The challenge of reducing storm water pollution is finding an effective method of reducing the amount created in urban environments. Current methods of managing storm water largely fail to address the underlying problem of imperviousness. Storm water collected in separate systems typically is not treated before being discharged; even when it is treated, the treatment fails to address the scouring, erosion, and other physical impacts of storm water discharges. Fortunately, solutions that capture, retain, filter, and sometimes also harvest storm water for reuse on site -- collectively called "green infrastructure" -- are currently employed in a number of forward-thinking communities.
The EPA is poised to miss an opportunity to require developers to utilize these environmentally and economically preferable methods to reduce storm water pollution. Last year, following a federal court order, the EPA undertook setting standards for controlling storm water from development based on the best technologies available. The Bush administration found itself in an unusual position in this rulemaking where the best technologies, "green infrastructure" approaches, also happen to save developers, municipalities, and property owners money, according to the EPA's own studies. Despite the obvious societal benefits to issuing such a rule, the administration has instead now decided to expedite finalizing, in effect, a "non-rule," one that blesses the status quo.
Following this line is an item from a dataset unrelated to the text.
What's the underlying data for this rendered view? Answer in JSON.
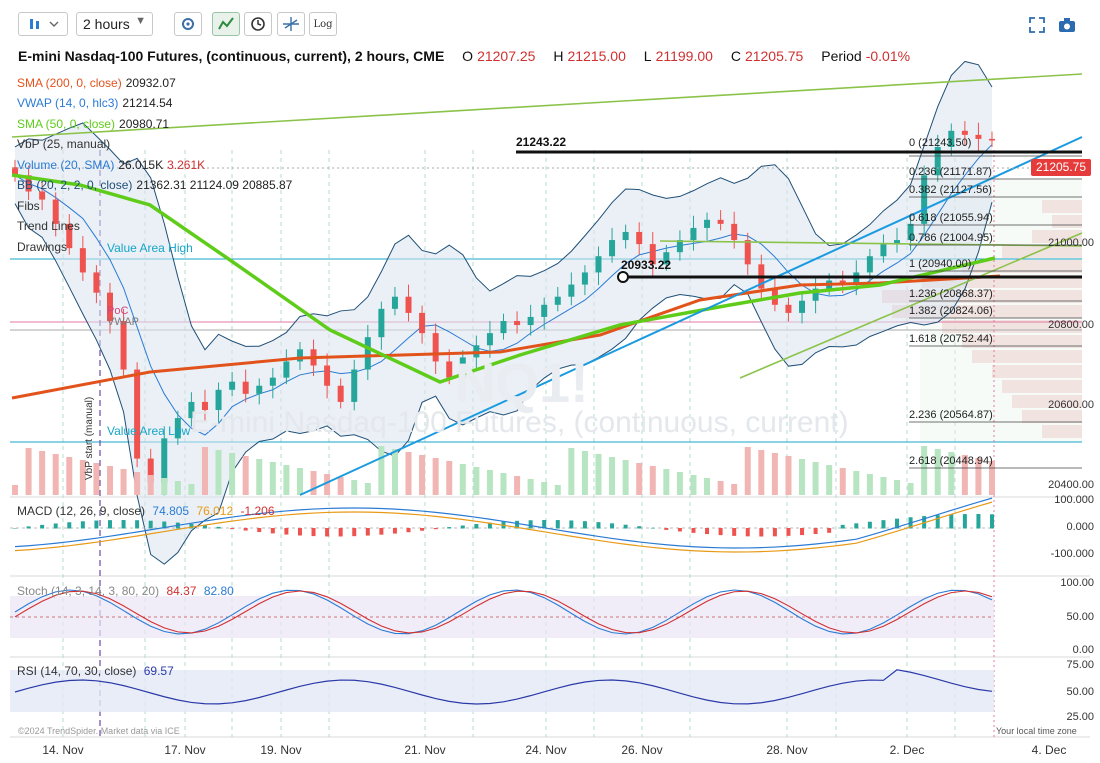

Similarly, pollution washed from agricultural fields may not be amenable to traditional pollution-control approaches, which have often relied on the use of end-of-pipe technology to remove contaminants. Nor can agricultural runoff be ignored; in 2002, agriculture was the leading cause of impaired rivers and the second-leading cause of impaired lakes. Here again, natural processes can be extremely important. One way of reducing the amount of nutrient pollution from fertilized fields is by preserving wetlands that can intercept runoff and convert the nutrients it contains. So policies that enhance wetland protection in agricultural watersheds make sense, and current programs should be expanded.
These essential changes will not come easily. Until we fully implement the conventional pollution-control techniques that served the nation so well, and marry them with integrated water-management approaches that can significantly lessen the pollution burden on our waters, we can expect conditions to continue to worsen. There is still some life, we hope, in the Clean Water Act's fundamental idea -- polluting the water is not a right and should only be allowed after the best technologies are applied to minimize the contamination of our precious water resources. Honoring that goal means recommitting to historic protections, promoting technology and techniques that meet emerging challenges, and ending special breaks for polluting industries.